The explanatory notes on 3.10b (new) have already stated that, for the sake of
transparency for the establishment owner, this Amendment Decree already brings
the environmental requirements that apply to operation of combustion plants
under the Activities Decree. This way, the establishment owners no longer need
to look through different decrees. Within this framework, the rules from the
Activities Decree and the Activities Regulation will now apply to having an
operational air heater or burner in an establishment.
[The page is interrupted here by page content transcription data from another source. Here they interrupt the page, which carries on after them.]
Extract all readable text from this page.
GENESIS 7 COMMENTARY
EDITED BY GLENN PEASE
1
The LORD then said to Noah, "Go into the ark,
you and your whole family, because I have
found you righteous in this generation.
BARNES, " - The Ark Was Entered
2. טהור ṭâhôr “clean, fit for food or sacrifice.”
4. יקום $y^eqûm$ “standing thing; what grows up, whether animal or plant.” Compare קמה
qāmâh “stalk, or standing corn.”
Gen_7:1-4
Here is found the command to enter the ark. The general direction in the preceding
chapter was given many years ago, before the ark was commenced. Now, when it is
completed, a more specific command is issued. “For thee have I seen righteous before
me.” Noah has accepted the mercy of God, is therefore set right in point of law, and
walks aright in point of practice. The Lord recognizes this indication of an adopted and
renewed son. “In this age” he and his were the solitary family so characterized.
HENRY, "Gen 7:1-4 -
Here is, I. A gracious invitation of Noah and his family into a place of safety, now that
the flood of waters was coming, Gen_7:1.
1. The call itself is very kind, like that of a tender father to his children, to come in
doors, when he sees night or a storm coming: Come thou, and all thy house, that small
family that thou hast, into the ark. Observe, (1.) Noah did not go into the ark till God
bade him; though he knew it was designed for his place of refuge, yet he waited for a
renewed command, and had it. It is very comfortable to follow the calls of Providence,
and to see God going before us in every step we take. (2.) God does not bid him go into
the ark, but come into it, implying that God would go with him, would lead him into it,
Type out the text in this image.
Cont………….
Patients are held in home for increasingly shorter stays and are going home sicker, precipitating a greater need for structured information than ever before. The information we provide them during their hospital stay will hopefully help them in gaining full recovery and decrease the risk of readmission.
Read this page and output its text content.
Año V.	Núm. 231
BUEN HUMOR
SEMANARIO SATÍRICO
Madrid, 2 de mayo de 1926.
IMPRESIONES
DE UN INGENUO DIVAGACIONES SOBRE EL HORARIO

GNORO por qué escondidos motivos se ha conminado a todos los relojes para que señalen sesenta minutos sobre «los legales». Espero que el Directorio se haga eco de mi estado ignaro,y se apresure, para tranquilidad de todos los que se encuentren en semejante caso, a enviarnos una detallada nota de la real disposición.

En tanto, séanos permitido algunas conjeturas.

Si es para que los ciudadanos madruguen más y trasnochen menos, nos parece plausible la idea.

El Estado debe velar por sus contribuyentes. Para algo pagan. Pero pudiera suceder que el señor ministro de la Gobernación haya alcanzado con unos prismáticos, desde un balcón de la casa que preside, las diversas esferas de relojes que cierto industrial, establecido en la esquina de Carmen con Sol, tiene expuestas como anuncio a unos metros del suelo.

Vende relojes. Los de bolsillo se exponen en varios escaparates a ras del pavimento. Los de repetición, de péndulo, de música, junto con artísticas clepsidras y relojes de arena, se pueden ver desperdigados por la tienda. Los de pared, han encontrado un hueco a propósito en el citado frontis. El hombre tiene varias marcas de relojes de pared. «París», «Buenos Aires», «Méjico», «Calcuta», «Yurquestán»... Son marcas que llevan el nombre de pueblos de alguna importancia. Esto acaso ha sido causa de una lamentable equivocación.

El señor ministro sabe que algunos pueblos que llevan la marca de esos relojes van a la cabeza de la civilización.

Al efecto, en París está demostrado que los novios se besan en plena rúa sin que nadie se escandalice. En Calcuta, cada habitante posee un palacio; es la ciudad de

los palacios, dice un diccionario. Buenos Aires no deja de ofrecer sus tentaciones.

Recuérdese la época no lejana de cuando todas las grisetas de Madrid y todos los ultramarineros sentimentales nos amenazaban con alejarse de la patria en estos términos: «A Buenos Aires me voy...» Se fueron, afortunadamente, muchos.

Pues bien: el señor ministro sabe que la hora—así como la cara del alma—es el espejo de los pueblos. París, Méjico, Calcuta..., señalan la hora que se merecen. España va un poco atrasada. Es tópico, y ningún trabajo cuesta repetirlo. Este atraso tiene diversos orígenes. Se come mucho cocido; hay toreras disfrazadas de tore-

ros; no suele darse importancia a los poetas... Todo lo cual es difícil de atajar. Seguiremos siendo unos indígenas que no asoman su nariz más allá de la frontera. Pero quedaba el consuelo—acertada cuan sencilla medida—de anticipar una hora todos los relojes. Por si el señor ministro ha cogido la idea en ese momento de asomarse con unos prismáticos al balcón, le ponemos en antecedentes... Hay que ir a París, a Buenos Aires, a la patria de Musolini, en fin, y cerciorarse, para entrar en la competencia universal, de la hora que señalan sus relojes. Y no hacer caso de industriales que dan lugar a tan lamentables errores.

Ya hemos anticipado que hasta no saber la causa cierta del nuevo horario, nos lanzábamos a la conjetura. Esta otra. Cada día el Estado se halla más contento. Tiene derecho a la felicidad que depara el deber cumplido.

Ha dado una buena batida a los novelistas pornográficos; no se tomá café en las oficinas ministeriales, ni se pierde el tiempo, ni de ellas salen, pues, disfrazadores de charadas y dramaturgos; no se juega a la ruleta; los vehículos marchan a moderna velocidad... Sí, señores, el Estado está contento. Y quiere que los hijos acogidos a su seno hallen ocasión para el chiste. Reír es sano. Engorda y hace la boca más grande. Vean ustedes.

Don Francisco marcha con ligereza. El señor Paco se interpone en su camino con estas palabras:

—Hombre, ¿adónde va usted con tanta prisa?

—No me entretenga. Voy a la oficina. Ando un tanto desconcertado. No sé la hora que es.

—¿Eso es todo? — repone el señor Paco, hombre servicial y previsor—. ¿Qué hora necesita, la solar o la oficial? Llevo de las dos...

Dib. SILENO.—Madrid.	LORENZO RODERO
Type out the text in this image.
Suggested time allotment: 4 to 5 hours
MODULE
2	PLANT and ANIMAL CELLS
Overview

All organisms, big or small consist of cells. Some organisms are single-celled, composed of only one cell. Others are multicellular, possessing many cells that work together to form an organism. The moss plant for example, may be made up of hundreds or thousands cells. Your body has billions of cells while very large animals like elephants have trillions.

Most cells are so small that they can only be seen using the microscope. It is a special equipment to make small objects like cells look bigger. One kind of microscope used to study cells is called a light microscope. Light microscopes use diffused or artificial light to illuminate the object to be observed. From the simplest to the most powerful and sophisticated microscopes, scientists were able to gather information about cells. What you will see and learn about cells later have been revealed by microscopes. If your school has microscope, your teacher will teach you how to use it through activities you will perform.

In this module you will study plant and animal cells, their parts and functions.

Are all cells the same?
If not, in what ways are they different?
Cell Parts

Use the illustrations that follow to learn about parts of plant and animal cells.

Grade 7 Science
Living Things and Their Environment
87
However, emissions requirements have not been included in the Activities Decree
for air heaters, burners outside of boiler plants or burners with a nominal thermal
capacity of less than 400 kilowatts. The duty of care applies to these. For burners
that are also actually a boiler plant and which have a nominal thermal capacity of
between 400 kilowatts and 1 megawatt, the emissions requirements in Article
3.10a have been included, including the corresponding provisions on faults and
measurements. The requirements pertaining to inspection and maintenance
apply to practically all combustion plants, i.e., just as before, also to combustion
plants in establishments that previously fell under the Btvls.
The repeal of the Btvls also entails the repeal of the emissions requirements on
operating of air heaters and burners outside of establishments. In practice, these
requirements are not checked. Once the Ecodesign Directive discussed in the
explanatory notes to 3.10b (new) takes effect, the requirements included there
for these combustion plants will also take effect. In anticipation of this change,
this decree has therefore been repealed in its entirety.
In this Amendment Decree, the BEMS has been transferred to Subsection 3.2.1 of
the Activities Decree. The BEMS can therefore be repealed.
Article IV
This Decree shall enter into force on a date determined by Royal Decree. This
date shall coincide with the entry into force of the provisions of the
implementation regulations set out in a Ministerial Regulation.